Cuando Dios hace las cosas al revés

“Porque mis pensamientos no son vuestros pensamientos, ni vuestros caminos mis caminos, dijo Jehová”.

Isaías 55:8


Al leer Isaías 54-58 encontramos algunas instrucciones que, desde nuestra perspectiva humana, parecen no tener sentido. Dios le dice a la mujer estéril: “Canta”. Le dice que ensanche su tienda aunque todavía no ha visto el crecimiento. Luego dice: “Venid, comprad y comed”, pero inmediatamente añade: “comprad sin dinero y sin precio”. ¿Cómo puede alguien comprar sin dinero? ¿Por qué cantar cuando todavía no hay hijos? ¿Por qué prepararse para algo que todavía no podemos ver?


La respuesta se encuentra en Isaías 55:8-9. Los caminos de Dios no son nuestros caminos. Él ve lo que nosotros no podemos ver y conoce lo que nosotros todavía no entendemos.


Dios le dijo a la mujer estéril que cantara porque Él estaba a punto de hacer algo que ella no podía producir por sí misma. Le dijo que ensanchara su tienda porque la bendición que venía sería mayor de lo que podía imaginar. Le ofreció alimento y satisfacción sin dinero porque las cosas que realmente necesita nuestra alma no pueden comprarse con recursos humanos.

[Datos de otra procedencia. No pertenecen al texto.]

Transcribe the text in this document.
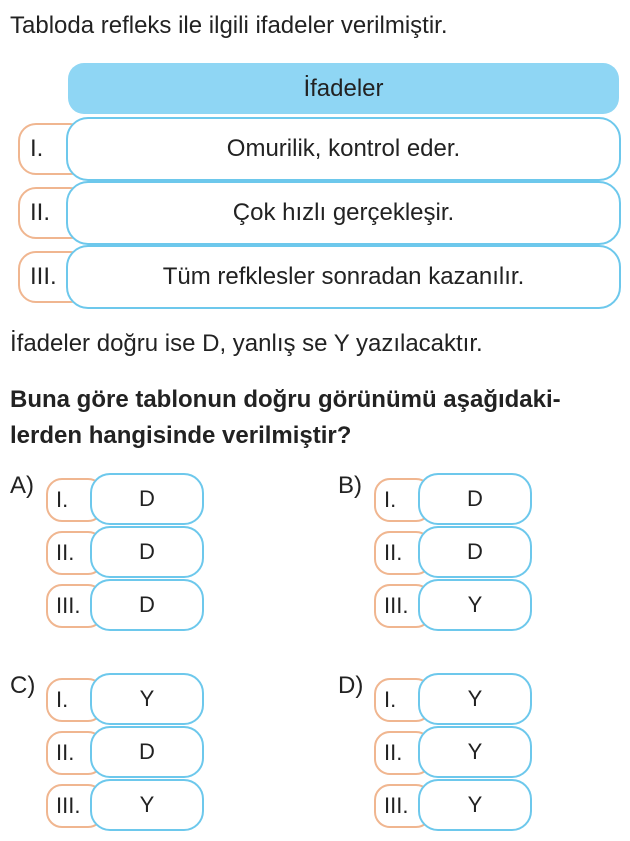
Tabloda refleks ile ilgili ifadeler verilmiştir.
İfadeler
I.	Omurilik, kontrol eder.
II.	Çok hızlı gerçekleşir.
III.	Tüm refklesler sonradan kazanılır.
İfadeler doğru ise D, yanlış se Y yazılacaktır.
Buna göre tablonun doğru görünümü aşağıdaki-
lerden hangisinde verilmiştir?
A)
I.	D
II.	D
III.	D
B)
I.	D
II.	D
III.	Y
C)
I.	Y
II.	D
III.	Y
D)
I.	Y
II.	Y
III.	Y
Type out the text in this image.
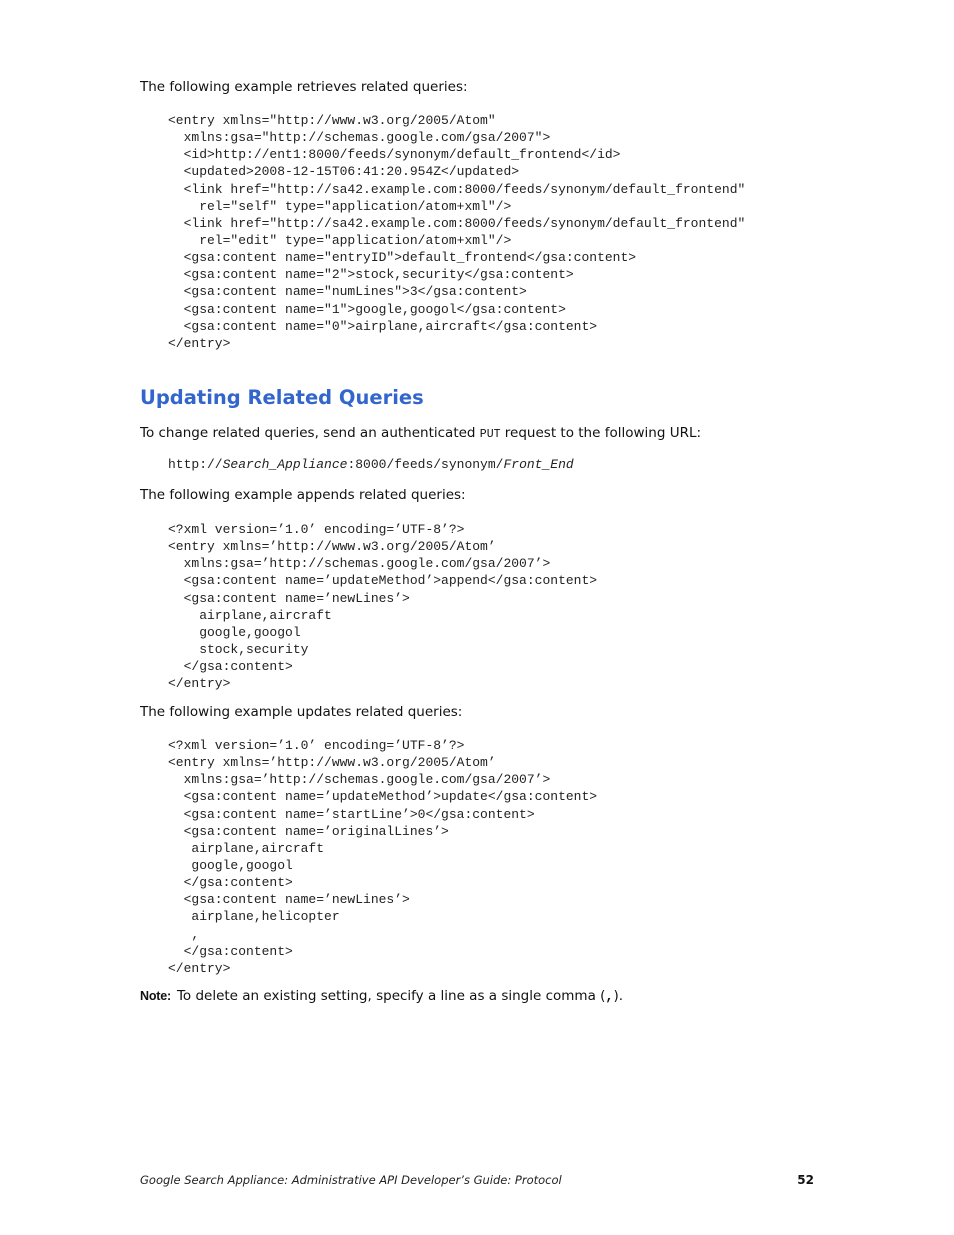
The following example retrieves related queries:
<entry xmlns="http://www.w3.org/2005/Atom"
xmlns:gsa="http://schemas.google.com/gsa/2007">
<id>http://ent1:8000/feeds/synonym/default_frontend</id>
<updated>2008-12-15T06:41:20.954Z</updated>
<link href="http://sa42.example.com:8000/feeds/synonym/default_frontend"
rel="self" type="application/atom+xml"/>
<link href="http://sa42.example.com:8000/feeds/synonym/default_frontend"
rel="edit" type="application/atom+xml"/>
<gsa:content name="entryID">default_frontend</gsa:content>
<gsa:content name="2">stock,security</gsa:content>
<gsa:content name="numLines">3</gsa:content>
<gsa:content name="1">google,googol</gsa:content>
<gsa:content name="0">airplane,aircraft</gsa:content>
</entry>
Updating Related Queries
To change related queries, send an authenticated PUT request to the following URL:
http://Search_Appliance:8000/feeds/synonym/Front_End
The following example appends related queries:
<?xml version=’1.0’ encoding=’UTF-8’?>
<entry xmlns=’http://www.w3.org/2005/Atom’
xmlns:gsa=’http://schemas.google.com/gsa/2007’>
<gsa:content name=’updateMethod’>append</gsa:content>
<gsa:content name=’newLines’>
airplane,aircraft
google,googol
stock,security
</gsa:content>
</entry>
The following example updates related queries:
<?xml version=’1.0’ encoding=’UTF-8’?>
<entry xmlns=’http://www.w3.org/2005/Atom’
xmlns:gsa=’http://schemas.google.com/gsa/2007’>
<gsa:content name=’updateMethod’>update</gsa:content>
<gsa:content name=’startLine’>0</gsa:content>
<gsa:content name=’originalLines’>
airplane,aircraft
google,googol
</gsa:content>
<gsa:content name=’newLines’>
airplane,helicopter
,
</gsa:content>
</entry>
Note: To delete an existing setting, specify a line as a single comma (,).
Google Search Appliance: Administrative API Developer’s Guide: Protocol	52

Y los contrastes continúan. En Isaías 54:7-8, Dios dice: “Por un breve momento te abandoné, pero te recogeré con grandes misericordias”. Lo que parecía abandono era solamente un momento frente a una misericordia eterna. En Isaías 54:10 declara que los montes pueden moverse, pero Su misericordia nunca se apartará. Lo que parece más firme para nosotros es menos seguro que la fidelidad de Dios.


En Isaías 57:15 encontramos otro contraste maravilloso. El Dios “Alto y Sublime”, que habita la eternidad, también habita “con el quebrantado y humilde de espíritu”. El Dios infinitamente grande se acerca al corazón humilde.


Y en Isaías 58, Dios muestra que hasta nuestra religión puede estar al revés. El pueblo ayunaba, pero oprimía a otros. Dios les enseña que el verdadero ayuno incluye compartir el pan con el hambriento, ayudar al necesitado y actuar con misericordia. No se trata solamente de hacer algo religioso, sino de permitir que nuestra relación con Dios transforme nuestra manera de vivir.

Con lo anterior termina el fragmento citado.